Sea spiders have long legs in contrast to a small body size. The number of walking legs is usually eight (four pairs), but species with five and six pairs exist. Because of their small size and thin body and legs, no respiratory system is necessary, with gases moving by diffusion. A proboscis allows them to suck nutrients from soft-bodied invertebrates, and their digestive tract has diverticula extending into the legs.

Pycnogonids are so small that each of their tiny muscles consists of only one single cell, surrounded by connective tissue. The anterior region consists of the proboscis, which has fairly limited dorsoventral and lateral movement, and three to four appendages including the ovigers, which are used in caring for young and cleaning as well as courtship. In some species, the chelifores, palps and ovigers can be reduced or missing in adults. In those species that lack chelifores and palps, the proboscis is well developed and more mobile and flexible, often equipped with numerous sensory bristles and strong rasping ridges around the mouth. The last segment includes the anus and tubercle, which projects dorsally.

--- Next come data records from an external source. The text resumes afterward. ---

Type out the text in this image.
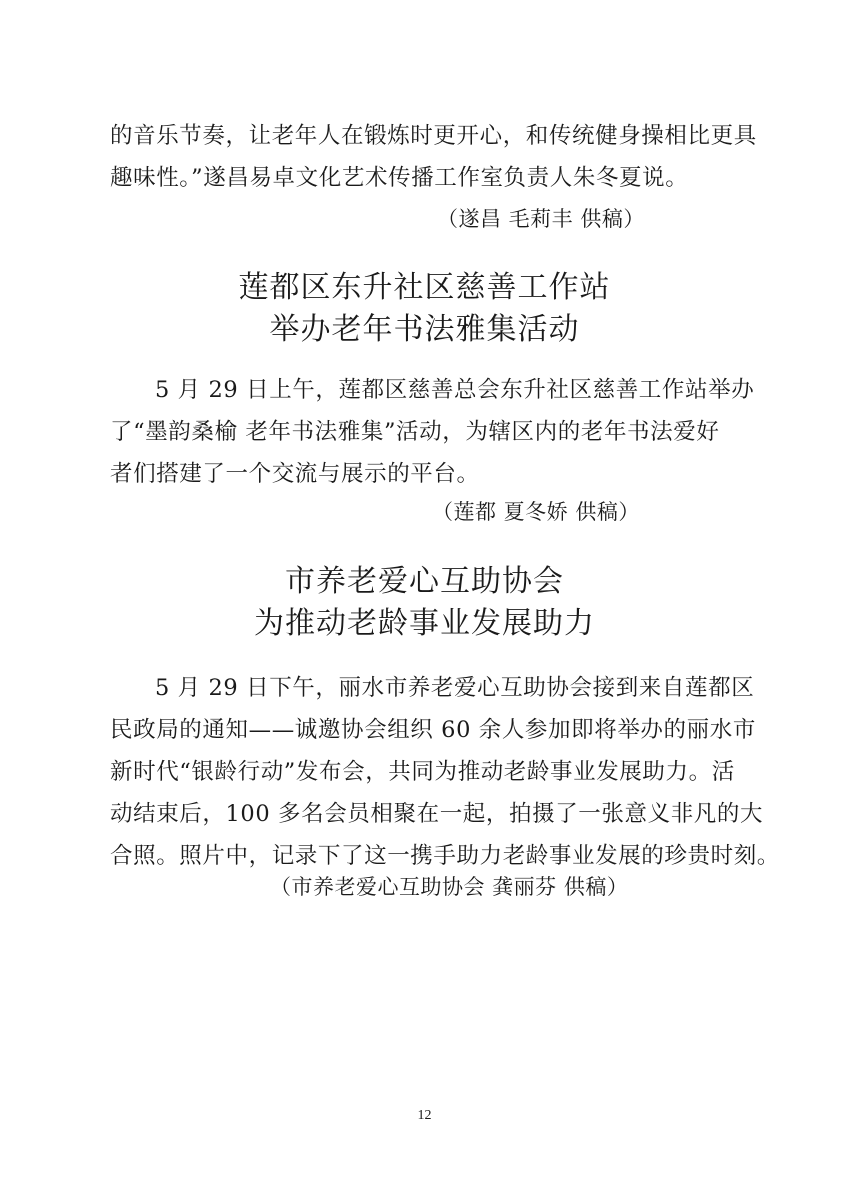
的音乐节奏，让老年人在锻炼时更开心，和传统健身操相比更具
趣味性。”遂昌易卓文化艺术传播工作室负责人朱冬夏说。
（遂昌 毛莉丰 供稿）
莲都区东升社区慈善工作站
举办老年书法雅集活动
5 月 29 日上午，莲都区慈善总会东升社区慈善工作站举办
了“墨韵桑榆 老年书法雅集”活动，为辖区内的老年书法爱好
者们搭建了一个交流与展示的平台。
（莲都 夏冬娇 供稿）
市养老爱心互助协会
为推动老龄事业发展助力
5 月 29 日下午，丽水市养老爱心互助协会接到来自莲都区
民政局的通知——诚邀协会组织 60 余人参加即将举办的丽水市
新时代“银龄行动”发布会，共同为推动老龄事业发展助力。活
动结束后，100 多名会员相聚在一起，拍摄了一张意义非凡的大
合照。照片中，记录下了这一携手助力老龄事业发展的珍贵时刻。
（市养老爱心互助协会 龚丽芬 供稿）
12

In total, pycnogonids have four to six pairs of legs for walking as well as other appendages which often resemble legs. A cephalothorax and much smaller abdomen make up the extremely reduced body of the pycnogonid, which has up to two pairs of dorsally located simple eyes on its non-calcareous exoskeleton, though sometimes the eyes can be missing, especially among species living in the deep oceans. The abdomen does not have any appendages, and in most species it is reduced and almost vestigial. The organs of this chelicerate extend throughout many appendages because its body is too small to accommodate all of them alone.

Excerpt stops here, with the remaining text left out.